Cette question concerne tous les contribuables suisses: dans quelle mesure les chercheurs et la Confédération doivent-ils avoir accès aux données fiscales détenues par les cantons? Le Conseil national en débattra lundi prochain lors de la session spéciale.
Le Conseil fédéral souhaite que les données fiscales cantonales des personnes physiques soient accessibles à des fins statistiques, de recherche et de planification. Mais une majorité du Parlement s’y oppose désormais.
La Confédération veut regarder dans la déclaration d'impôts
Chercheurs et fonctionnaires fédéraux estiment que ces données sont essentielles, notamment pour modéliser les effets de futures réformes fiscales. Dans une lettre adressée aux conseillers aux Etats concernés, la Société suisse d’économie et de statistique écrit: «Une bonne politique économique repose sur une estimation empirique aussi fiable que possible des conséquences.» Or, les données fiscales pertinentes sont conservées par les cantons, tandis que la Confédération n’y a pratiquement pas accès.

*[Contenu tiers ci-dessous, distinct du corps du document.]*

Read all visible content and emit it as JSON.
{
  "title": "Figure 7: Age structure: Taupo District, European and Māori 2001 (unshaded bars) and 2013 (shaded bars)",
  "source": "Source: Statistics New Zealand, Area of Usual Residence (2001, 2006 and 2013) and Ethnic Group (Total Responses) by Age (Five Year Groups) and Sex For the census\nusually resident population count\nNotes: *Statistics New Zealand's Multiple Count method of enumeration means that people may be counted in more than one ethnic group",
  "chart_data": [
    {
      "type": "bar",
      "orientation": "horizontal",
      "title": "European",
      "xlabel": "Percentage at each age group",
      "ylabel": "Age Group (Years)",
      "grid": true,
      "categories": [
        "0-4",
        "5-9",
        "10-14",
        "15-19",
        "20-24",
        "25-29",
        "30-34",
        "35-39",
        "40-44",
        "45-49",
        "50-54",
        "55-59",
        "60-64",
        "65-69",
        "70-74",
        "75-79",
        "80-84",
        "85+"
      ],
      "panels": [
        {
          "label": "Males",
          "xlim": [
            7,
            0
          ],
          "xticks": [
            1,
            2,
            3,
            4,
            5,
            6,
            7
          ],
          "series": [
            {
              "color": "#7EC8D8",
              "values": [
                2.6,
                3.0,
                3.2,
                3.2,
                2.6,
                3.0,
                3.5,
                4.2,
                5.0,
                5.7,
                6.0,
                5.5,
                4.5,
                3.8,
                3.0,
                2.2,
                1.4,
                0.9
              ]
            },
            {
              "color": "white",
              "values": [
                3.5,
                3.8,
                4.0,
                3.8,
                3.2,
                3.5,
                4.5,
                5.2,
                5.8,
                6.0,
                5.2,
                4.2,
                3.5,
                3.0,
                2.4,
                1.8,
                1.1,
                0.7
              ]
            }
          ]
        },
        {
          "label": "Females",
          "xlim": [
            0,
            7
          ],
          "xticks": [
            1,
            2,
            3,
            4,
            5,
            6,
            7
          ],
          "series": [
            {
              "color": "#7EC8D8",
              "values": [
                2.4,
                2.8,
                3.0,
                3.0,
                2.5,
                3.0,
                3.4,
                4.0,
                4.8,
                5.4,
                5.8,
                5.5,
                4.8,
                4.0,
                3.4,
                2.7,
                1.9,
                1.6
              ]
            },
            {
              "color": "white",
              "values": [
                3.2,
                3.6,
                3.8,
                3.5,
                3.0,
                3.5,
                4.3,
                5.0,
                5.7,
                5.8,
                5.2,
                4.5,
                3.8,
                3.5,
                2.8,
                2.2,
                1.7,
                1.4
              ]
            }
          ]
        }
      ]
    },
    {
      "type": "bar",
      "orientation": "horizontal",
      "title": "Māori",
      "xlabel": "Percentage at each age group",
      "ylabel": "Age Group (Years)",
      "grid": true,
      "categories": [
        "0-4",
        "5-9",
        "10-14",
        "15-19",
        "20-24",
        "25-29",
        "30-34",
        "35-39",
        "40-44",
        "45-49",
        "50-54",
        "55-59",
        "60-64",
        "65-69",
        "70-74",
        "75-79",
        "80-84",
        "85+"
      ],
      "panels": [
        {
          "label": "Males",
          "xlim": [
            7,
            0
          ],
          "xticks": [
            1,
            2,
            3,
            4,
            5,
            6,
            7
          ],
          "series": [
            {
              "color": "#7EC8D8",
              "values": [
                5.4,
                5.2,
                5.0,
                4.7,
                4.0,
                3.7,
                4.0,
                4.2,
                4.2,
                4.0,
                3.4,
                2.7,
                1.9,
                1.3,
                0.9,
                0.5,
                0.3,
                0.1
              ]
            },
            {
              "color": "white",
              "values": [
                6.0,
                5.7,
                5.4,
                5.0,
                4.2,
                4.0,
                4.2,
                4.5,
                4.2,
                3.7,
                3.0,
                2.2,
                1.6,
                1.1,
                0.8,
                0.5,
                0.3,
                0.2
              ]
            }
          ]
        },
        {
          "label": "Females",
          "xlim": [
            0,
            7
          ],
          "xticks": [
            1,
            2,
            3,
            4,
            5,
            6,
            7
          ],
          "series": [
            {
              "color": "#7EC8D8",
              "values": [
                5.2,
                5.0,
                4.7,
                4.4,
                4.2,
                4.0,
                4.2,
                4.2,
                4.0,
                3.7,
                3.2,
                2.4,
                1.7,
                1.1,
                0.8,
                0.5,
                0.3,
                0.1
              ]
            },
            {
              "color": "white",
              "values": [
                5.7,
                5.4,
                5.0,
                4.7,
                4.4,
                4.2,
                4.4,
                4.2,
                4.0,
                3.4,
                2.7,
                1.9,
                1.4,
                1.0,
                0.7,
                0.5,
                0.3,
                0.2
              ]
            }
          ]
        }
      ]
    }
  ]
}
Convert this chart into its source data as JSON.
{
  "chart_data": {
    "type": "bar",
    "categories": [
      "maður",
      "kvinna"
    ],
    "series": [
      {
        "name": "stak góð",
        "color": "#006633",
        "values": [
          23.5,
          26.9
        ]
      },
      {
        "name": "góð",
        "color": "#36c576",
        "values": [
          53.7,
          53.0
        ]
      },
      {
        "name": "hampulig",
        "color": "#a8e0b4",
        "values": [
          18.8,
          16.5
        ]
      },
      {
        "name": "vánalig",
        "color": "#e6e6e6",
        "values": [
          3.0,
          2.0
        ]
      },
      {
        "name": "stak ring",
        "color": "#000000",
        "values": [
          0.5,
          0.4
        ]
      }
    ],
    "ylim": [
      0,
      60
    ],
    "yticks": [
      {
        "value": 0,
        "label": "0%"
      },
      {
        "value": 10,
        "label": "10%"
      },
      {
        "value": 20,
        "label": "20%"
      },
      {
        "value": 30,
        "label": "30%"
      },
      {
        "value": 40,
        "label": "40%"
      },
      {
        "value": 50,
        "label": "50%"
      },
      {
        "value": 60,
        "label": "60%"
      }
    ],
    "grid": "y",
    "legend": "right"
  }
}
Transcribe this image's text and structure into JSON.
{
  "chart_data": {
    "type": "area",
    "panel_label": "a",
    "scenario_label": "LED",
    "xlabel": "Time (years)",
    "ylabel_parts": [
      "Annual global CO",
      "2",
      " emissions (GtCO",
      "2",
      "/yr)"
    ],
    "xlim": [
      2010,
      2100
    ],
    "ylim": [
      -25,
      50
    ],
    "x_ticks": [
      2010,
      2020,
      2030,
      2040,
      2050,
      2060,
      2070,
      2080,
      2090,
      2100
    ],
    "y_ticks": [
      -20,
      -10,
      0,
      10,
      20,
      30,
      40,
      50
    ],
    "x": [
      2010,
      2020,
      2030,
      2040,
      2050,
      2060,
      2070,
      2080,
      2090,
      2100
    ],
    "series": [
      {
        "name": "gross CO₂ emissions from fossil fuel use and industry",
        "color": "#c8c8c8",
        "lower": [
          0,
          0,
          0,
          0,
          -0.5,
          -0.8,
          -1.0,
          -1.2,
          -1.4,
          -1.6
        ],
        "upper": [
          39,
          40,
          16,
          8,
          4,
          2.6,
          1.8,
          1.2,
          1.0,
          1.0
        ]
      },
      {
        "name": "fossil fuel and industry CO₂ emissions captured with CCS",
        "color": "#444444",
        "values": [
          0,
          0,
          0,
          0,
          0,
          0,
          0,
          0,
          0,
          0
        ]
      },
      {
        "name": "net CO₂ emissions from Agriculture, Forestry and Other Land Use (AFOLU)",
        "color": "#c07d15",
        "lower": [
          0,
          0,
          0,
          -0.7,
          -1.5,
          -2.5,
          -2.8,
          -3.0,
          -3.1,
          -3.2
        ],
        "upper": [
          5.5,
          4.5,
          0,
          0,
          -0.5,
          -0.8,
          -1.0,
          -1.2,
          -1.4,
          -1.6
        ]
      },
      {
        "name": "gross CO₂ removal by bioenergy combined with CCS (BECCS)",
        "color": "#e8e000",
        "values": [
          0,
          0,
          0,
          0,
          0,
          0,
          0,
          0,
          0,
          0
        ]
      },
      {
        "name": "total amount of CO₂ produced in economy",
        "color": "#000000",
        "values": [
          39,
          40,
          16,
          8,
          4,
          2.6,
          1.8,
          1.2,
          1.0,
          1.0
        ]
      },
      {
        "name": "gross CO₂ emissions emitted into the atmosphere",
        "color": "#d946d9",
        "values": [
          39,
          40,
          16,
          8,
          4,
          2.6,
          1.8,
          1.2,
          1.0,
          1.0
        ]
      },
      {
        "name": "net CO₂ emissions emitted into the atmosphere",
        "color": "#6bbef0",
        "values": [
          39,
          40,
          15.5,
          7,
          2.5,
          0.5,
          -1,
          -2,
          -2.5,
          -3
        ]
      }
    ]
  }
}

Et c'est une particularité du système suisse: l’administration fédérale ne dispose d’aucune donnée sur la richesse des contribuables, faute d’impôt fédéral sur la fortune. Si les cantons transmettaient ces informations, la Confédération pourrait mieux anticiper. Par exemple, combien de personnes seraient concernées par l’initiative des Jeunes Socialistes pour un avenir plus équitable, ou par une éventuelle réforme de l’imposition individuelle, explique Kurt Schmidheiny, professeur à l’université de Bâle. En l’absence de ces données, Berne doit se contenter d’estimations – ou supplier les cantons de les fournir.
Crainte d'un «citoyen transparent»
Une majorité de la commission économique alerte contre le risque de créer un «citoyen transparent». Dans une motion, elle demande que seules des données strictement anonymisées puissent être transmises à la Confédération. «Une transmission non anonymisée nuirait à la relation de confiance entre les contribuables et les administrations fiscales cantonales», affirme la commission dans son texte.
Autre inquiétude, la création d’un registre fiscal centralisé pourrait devenir une cible attrayante pour les cybercriminels, augmentant le risque de piratage. L’Office fédéral de la statistique, qui souhaitait collecter ces données auprès des cantons, se dit déçu par l’évolution politique du dossier. Interrogé par Blick, il insiste: les «données fiscales non anonymisées» sont la clé pour évaluer avec fiabilité les conséquences de nombreuses réformes. «Par exemple, l’étude de la pauvreté en Suisse n’est pertinente que si l’on peut combiner les données fiscales avec celles de l’aide sociale et des prestations complémentaires.»
Concrètement, l’Office fédéral souhaite pouvoir analyser les revenus des personnes touchant l’aide sociale et déterminer combien d’entre elles vivent avec des enfants. Du côté de Caritas Suisse, on souligne aussi l’importance de ces données pour dresser un portrait réaliste de la pauvreté et concevoir des mesures efficaces pour y remédier.